In Demo

Donald Kelly, Demo, Sales Presentation, ValueAre you relying solely on your demo thinking that is what’s going to close the deal? Well, you better stop it as early as now because it won’t get you anywhere. See, it’s not how many demos you get to present. It’s not a numbers game in this case. It’s about quality.

When I was working in the SaaS world, what I noticed all the time was that salespeople would focus on the demo. They would expect the demo to close the deal for them. I had that same mindset as well. That’s because I sucked at selling and didn’t have the capability to help persuade my clients to make the decision. But it didn’t work!

That is not how you sell. That is not the way to sell.

Too many sales reps are crutching on the demo. Way too many of them are just waiting for the demo and hoping it would close the deal that when the person sees the software, they’re going to instantly buy it.

What to do before doing any demonstration:

  • Get to know the prospect.
  • Check out their website. Find out what they do. Look at their products and services to get an idea.
  • Understand their business model and how they make money.
  • Understand their top 3-4 issues and why they would purchase your solution if they came to your website.

Things to consider during your first call:

  1. Your first conversation is just to call them to set the appointment.
  2. Go deeper into that business question.

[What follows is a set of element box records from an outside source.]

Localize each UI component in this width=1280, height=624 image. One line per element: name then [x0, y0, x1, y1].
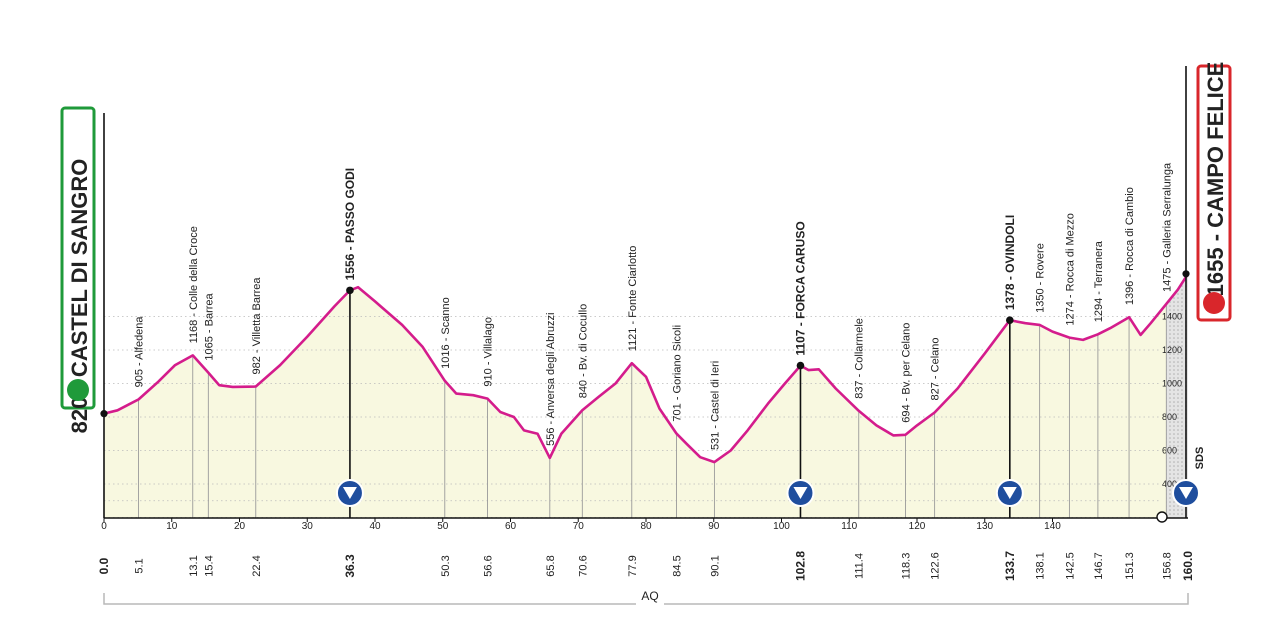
finish-dot	[1182, 270, 1190, 278]
km-label: 111.4	[854, 553, 866, 579]
y-tick-label: 1200	[1162, 345, 1182, 355]
place-label: 910 - Villalago	[482, 317, 494, 387]
y-tick-label: 1400	[1162, 312, 1182, 322]
place-label: 1350 - Rovere	[1035, 243, 1047, 313]
km-label: 146.7	[1093, 552, 1105, 580]
place-label: 982 - Villetta Barrea	[251, 277, 263, 375]
summit-dot	[346, 286, 354, 295]
km-label: 0.0	[97, 557, 111, 574]
climb-marker-triangle	[1002, 487, 1017, 499]
y-tick-label: 800	[1162, 412, 1177, 422]
km-label: 138.1	[1035, 552, 1047, 580]
place-label: 1065 - Barrea	[203, 292, 215, 360]
x-tick-label: 110	[841, 521, 857, 532]
place-label: 1168 - Colle della Croce	[188, 226, 200, 343]
km-label: 156.8	[1161, 552, 1173, 580]
km-label: 102.8	[793, 551, 807, 581]
km-label: 50.3	[440, 555, 452, 576]
start-dot	[100, 410, 108, 418]
climb-marker-icon	[786, 479, 815, 507]
x-tick-label: 70	[573, 521, 585, 532]
x-tick-label: 140	[1044, 521, 1061, 532]
km-label: 15.4	[203, 555, 215, 576]
profile-line	[103, 273, 1190, 464]
profile-area	[104, 273, 1188, 518]
km-label: 90.1	[709, 555, 721, 576]
x-tick-label: 50	[437, 521, 449, 532]
finish-label: 1655 - CAMPO FELICE	[1203, 62, 1228, 297]
x-tick-label: 30	[302, 521, 314, 532]
place-label: 1475 - Galleria Serralunga	[1161, 162, 1173, 292]
x-tick-label: 10	[166, 521, 178, 532]
x-tick-label: 80	[640, 521, 652, 532]
x-tick-label: 20	[234, 521, 246, 532]
place-label: 1556 - PASSO GODI	[343, 168, 357, 280]
km-label: 122.6	[930, 552, 942, 580]
place-label: 1121 - Fonte Ciarlotto	[627, 246, 639, 352]
finish-line-icon	[1156, 511, 1168, 523]
climb-marker-triangle	[342, 487, 357, 499]
place-label: 1016 - Scanno	[440, 297, 452, 369]
start-cyclist-icon	[67, 379, 89, 401]
place-label: 556 - Anversa degli Abruzzi	[545, 313, 557, 446]
y-tick-label: 1000	[1162, 379, 1182, 389]
x-tick-label: 120	[909, 521, 926, 532]
summit-dot	[796, 361, 805, 370]
sds-label: SDS	[1194, 447, 1206, 470]
place-label: 1274 - Rocca di Mezzo	[1064, 213, 1076, 326]
km-label: 84.5	[671, 555, 683, 576]
x-tick-label: 40	[369, 521, 381, 532]
x-tick-label: 60	[505, 521, 517, 532]
place-label: 905 - Alfedena	[134, 316, 146, 388]
km-label: 65.8	[545, 555, 557, 576]
km-label: 77.9	[627, 555, 639, 576]
place-label: 837 - Collarmele	[854, 318, 866, 399]
km-label: 133.7	[1003, 551, 1017, 581]
place-label: 827 - Celano	[930, 337, 942, 400]
x-tick-label: 130	[976, 521, 993, 532]
km-label: 142.5	[1064, 552, 1076, 580]
finish-flag: 1655 - CAMPO FELICE	[1196, 62, 1232, 322]
x-tick-label: 90	[708, 521, 720, 532]
start-flag: 820 - CASTEL DI SANGRO	[60, 106, 96, 433]
km-label: 160.0	[1181, 551, 1195, 581]
y-tick-label: 400	[1162, 479, 1177, 489]
place-label: 694 - Bv. per Celano	[900, 323, 912, 423]
place-label: 1107 - FORCA CARUSO	[793, 221, 807, 355]
x-tick-label: 100	[773, 521, 790, 532]
km-label: 151.3	[1124, 552, 1136, 580]
km-label: 118.3	[900, 553, 912, 580]
climb-marker-triangle	[793, 487, 808, 499]
x-tick-label: 0	[101, 521, 107, 532]
place-label: 1396 - Rocca di Cambio	[1124, 187, 1136, 305]
final-climb-band	[1166, 273, 1188, 518]
climb-marker-icon	[995, 479, 1024, 507]
climb-marker-triangle	[1179, 487, 1193, 499]
place-label: 531 - Castel di Ieri	[709, 361, 721, 450]
climb-marker-icon	[1172, 479, 1200, 507]
place-label: 1294 - Terranera	[1093, 240, 1105, 322]
place-label: 1378 - OVINDOLI	[1003, 215, 1017, 310]
km-label: 13.1	[188, 555, 200, 576]
y-tick-label: 600	[1162, 446, 1177, 456]
km-label: 56.6	[482, 555, 494, 576]
finish-cyclist-icon	[1203, 292, 1225, 314]
km-label: 70.6	[577, 555, 589, 576]
climb-marker-icon	[335, 479, 364, 507]
km-label: 22.4	[251, 555, 263, 576]
km-label: 5.1	[134, 558, 146, 573]
place-label: 701 - Goriano Sicoli	[671, 325, 683, 422]
km-label: 36.3	[343, 554, 357, 578]
summit-dot	[1006, 316, 1014, 324]
place-label: 840 - Bv. di Cocullo	[577, 304, 589, 399]
region-label: AQ	[641, 589, 658, 603]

In the book, The Science of Selling, David talks about the science of asking powerful questions and he recommends these three levels:

  • 1st level: Surface-level answers like asking them for a review about some information you gave them. It’s just a basic follow-up question.
  • 2nd level: What features did you and your team think were most important?
  • 3rd level: Go down to the reason and the true root of the problem. (Ex. If you had that feature, how would that positively impact your role?)
  1. Find out who else needs to be on the demonstration.
  • The CEO is not the only person making the decision. There may be an office manager, a spouse, or a partner involved in the decision-making.
  • Stop making assumptions. Make sure you get to the right people in the demonstration.
  • If there are other key individuals in the decision-making process, find out what’s most important to them. You may need to do multiple calls.
  1. Find out the budget.

Figure out their budget and their time frame.

Stop using Demo as a Crutch!

  • Before giving any demo, have a meaningful discussion around the things I’ve mentioned above. Only then will your demos are more likely to close because you’re going to focus on things that matter the most and emphasize that.
  • Today is the day you start your independence from just being dependent on the demo to close. You need to make that mental decision.
  • If you’re a sales leader, train your seller to be a really good seller. Take time to train them, mold them, and teach them.